Our results suggest a juvenile trade-off between swimming and growth performance where fish with high critical swimming speed, Ucrit, early in life show slower growth later under conditions of limited oxygen availability; Ucrit in Nile tilapia is heritable and can be used to predict growth performance.

Including absolute Ucrit as a breeding objective in addition to harvest weight (HW) and daily growth coefficient (DGC) could be beneficial if the aim is to select for fitter fish, especially in environments where oxygen is limiting. Absolute Ucrit can be measured at an early stage on the selection candidates themselves with high throughput and non-invasively, although the size of the tested fish may be restricted due to difficulty in reaching sufficiently high flow speed.

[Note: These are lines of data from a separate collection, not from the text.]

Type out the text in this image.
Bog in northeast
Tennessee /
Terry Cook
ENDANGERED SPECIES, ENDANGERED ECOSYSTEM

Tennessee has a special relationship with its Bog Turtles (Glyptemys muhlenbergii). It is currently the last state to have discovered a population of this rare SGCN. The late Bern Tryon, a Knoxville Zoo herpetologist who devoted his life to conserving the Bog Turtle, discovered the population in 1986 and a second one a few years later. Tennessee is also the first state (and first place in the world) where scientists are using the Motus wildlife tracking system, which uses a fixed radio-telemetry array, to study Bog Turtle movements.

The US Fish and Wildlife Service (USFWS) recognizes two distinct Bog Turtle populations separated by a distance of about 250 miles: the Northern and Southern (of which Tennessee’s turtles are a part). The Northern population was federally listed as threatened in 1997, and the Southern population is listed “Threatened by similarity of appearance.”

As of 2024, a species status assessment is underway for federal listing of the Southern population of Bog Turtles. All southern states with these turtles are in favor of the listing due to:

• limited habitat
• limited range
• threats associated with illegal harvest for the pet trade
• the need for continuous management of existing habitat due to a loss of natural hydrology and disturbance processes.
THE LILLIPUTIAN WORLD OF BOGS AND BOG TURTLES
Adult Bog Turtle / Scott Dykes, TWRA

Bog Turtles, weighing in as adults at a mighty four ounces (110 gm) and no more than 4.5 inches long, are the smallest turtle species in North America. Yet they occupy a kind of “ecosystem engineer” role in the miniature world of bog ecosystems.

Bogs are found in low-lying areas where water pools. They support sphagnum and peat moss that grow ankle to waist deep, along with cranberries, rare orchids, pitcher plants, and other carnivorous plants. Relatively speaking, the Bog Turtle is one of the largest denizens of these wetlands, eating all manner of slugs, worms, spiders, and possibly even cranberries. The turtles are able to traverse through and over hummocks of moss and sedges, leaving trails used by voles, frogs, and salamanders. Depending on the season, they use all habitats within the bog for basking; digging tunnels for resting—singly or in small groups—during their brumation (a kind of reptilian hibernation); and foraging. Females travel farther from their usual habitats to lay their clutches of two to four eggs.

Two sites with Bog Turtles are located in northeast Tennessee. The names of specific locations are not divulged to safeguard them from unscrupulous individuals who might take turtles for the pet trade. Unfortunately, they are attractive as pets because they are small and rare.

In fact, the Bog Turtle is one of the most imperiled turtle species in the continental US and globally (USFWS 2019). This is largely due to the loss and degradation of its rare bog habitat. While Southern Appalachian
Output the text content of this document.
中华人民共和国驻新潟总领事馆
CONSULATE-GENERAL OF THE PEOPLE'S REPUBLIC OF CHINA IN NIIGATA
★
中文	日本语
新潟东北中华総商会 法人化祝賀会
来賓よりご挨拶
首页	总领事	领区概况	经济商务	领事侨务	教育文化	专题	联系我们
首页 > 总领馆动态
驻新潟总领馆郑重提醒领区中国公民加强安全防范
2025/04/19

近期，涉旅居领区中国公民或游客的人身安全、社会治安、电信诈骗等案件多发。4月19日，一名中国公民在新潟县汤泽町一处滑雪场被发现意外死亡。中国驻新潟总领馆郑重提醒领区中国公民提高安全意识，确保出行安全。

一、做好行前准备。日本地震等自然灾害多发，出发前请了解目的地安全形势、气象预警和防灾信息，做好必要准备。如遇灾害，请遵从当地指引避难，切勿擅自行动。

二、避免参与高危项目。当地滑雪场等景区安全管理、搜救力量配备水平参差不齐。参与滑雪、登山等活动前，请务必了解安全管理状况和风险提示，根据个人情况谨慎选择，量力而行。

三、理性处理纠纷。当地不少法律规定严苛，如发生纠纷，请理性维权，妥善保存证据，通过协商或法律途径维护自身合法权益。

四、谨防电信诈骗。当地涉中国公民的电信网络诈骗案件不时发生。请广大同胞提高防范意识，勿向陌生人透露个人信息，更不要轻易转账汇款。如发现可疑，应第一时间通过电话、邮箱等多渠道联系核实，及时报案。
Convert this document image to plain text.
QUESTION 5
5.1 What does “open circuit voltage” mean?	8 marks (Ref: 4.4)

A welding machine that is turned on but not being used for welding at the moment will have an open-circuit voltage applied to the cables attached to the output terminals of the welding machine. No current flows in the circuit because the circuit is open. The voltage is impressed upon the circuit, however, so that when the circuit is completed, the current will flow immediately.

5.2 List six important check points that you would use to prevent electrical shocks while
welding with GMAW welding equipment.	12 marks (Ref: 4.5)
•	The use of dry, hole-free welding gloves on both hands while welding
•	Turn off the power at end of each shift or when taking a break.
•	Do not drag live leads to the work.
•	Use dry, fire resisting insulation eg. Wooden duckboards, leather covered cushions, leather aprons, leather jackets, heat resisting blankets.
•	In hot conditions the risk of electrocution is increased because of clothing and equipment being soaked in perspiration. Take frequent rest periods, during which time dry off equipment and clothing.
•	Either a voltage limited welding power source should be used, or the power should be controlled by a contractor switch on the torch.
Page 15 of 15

However, selection on Ucrit with 10 percent selection intensity for the highest values of Ucrit could lead to a 19 percent reduction in mean harvest weight of the offspring, compared to direct selection on harvest weight. In practice, we recommend a two-stage selection scheme, where selection in the first stage is on retaining 90 percent of the fittest fish in terms of Ucrit, followed by a second stage selection on harvest weight.

This study showed for the first time the existence of significant additive genetic variance for critical swimming speed in Nile tilapia. We found favorable genetic correlations between Ucrit and various traits early in life. The main finding of our research demonstrated a negative genetic correlation between Ucrit and harvest weight later in life, and between Ucrit and daily growth coefficient later in life. Overall, including Ucrit as a breeding goal may help improve resilience of Nile tilapia.